With that background in mind, we focus on the circumstances of this year’s debate.

The current budget took effect in October 2023. That starting point, more than three months into a new budget year, reflected delays that stemmed from leading lawmakers’ disagreements about budget priorities.

As lawmakers prepared for 2024, observers anticipated that the General Assembly might not spend as much time feuding over budget differences. After Cooper submitted his ideas, most budget work this spring took place behind closed doors. It would not have surprised anyone if House and Senate leaders had put forward a single compromise plan for a final vote. Such a plan would have avoided most of the public back-and-forth debate that’s typical for state budgets.

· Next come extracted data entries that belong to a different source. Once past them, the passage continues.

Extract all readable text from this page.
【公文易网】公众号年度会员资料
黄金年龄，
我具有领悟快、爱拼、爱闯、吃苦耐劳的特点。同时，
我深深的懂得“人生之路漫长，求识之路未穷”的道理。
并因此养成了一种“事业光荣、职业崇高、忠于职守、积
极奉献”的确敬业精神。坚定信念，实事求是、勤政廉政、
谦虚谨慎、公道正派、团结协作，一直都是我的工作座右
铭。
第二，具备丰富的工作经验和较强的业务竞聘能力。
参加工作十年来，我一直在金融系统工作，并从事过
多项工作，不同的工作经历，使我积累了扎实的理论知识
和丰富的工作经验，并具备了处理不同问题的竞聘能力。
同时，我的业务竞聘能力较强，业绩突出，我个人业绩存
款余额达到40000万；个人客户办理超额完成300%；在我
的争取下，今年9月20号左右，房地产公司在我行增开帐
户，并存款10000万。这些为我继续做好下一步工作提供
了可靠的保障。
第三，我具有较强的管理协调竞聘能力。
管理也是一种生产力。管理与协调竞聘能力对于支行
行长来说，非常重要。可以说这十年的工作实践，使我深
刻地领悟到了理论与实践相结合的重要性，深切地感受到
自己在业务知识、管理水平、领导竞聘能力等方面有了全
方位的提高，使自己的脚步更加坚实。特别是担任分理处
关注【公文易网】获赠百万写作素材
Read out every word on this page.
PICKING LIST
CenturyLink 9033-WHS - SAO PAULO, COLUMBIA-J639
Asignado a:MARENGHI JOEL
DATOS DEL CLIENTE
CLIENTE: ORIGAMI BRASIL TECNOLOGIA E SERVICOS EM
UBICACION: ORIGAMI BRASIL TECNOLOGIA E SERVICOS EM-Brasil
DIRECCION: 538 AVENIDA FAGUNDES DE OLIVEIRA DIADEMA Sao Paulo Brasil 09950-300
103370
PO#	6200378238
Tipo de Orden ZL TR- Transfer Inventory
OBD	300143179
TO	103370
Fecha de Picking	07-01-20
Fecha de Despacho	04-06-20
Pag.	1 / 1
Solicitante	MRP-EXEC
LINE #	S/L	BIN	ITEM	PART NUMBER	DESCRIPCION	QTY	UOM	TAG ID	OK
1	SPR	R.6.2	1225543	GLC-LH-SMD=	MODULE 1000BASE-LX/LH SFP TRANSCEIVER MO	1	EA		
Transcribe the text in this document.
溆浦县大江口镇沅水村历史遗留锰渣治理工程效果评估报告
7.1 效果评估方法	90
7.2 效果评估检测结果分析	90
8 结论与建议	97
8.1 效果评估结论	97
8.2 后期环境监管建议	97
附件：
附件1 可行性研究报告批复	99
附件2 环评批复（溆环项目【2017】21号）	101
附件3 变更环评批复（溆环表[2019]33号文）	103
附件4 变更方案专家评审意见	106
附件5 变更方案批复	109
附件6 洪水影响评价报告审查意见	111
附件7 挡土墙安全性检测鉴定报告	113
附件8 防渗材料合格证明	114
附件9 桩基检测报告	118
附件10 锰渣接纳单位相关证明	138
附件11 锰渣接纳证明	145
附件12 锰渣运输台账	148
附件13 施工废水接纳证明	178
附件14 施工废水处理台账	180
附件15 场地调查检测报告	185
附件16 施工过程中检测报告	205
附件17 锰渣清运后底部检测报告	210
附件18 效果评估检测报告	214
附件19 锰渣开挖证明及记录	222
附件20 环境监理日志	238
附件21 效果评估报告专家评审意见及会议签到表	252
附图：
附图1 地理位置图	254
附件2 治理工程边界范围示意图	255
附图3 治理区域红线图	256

Instead, House and Senate budget negotiations broke down. While House leaders suggested the differences might involve as little as $30 million in a more than $30 billion General Fund spending plan, the Senate’s top officer suggested differences might have been 10 times as large. The two chambers didn’t agree on a bottom-line spending number, let alone details.

Both chambers ended up releasing budget bills. The two plans reflected different priorities for House and Senate Republican leaders. Both spelled out differences with Cooper’s more costly proposals. Supporters, critics, and neutral observers all had a chance to review numbers and policy proposals that otherwise had been confined to private conversations in legislative offices.

None of these plans will become law. Negotiators still lack a compromise that could win support in both chambers. That support would need to be strong enough — three-fifths majorities — to survive a potential Cooper veto.

But placing competing House and Senate priorities on public display serves an important purpose. Legislative Democrats were able to serve their role as the opposition, offering partisan critiques of GOP budget ideas. Activists and interest groups assessed competing budget proposals’ impacts on their favorite causes. Watchdogs scrutinized the documents for spending or policy changes that could produce negative unintended consequences.

This process is typically messy. It’s also transparent. It’s more likely than a closed-door negotiation to expose flaws and miscalculations that could hurt taxpayers in the future.

Stalemate generally produces little good news. But when it prompts lawmakers to shine more light on their spending and policy priorities, fans of good government should celebrate.

Mitch Kokai is senior political analyst for the John Locke Foundation.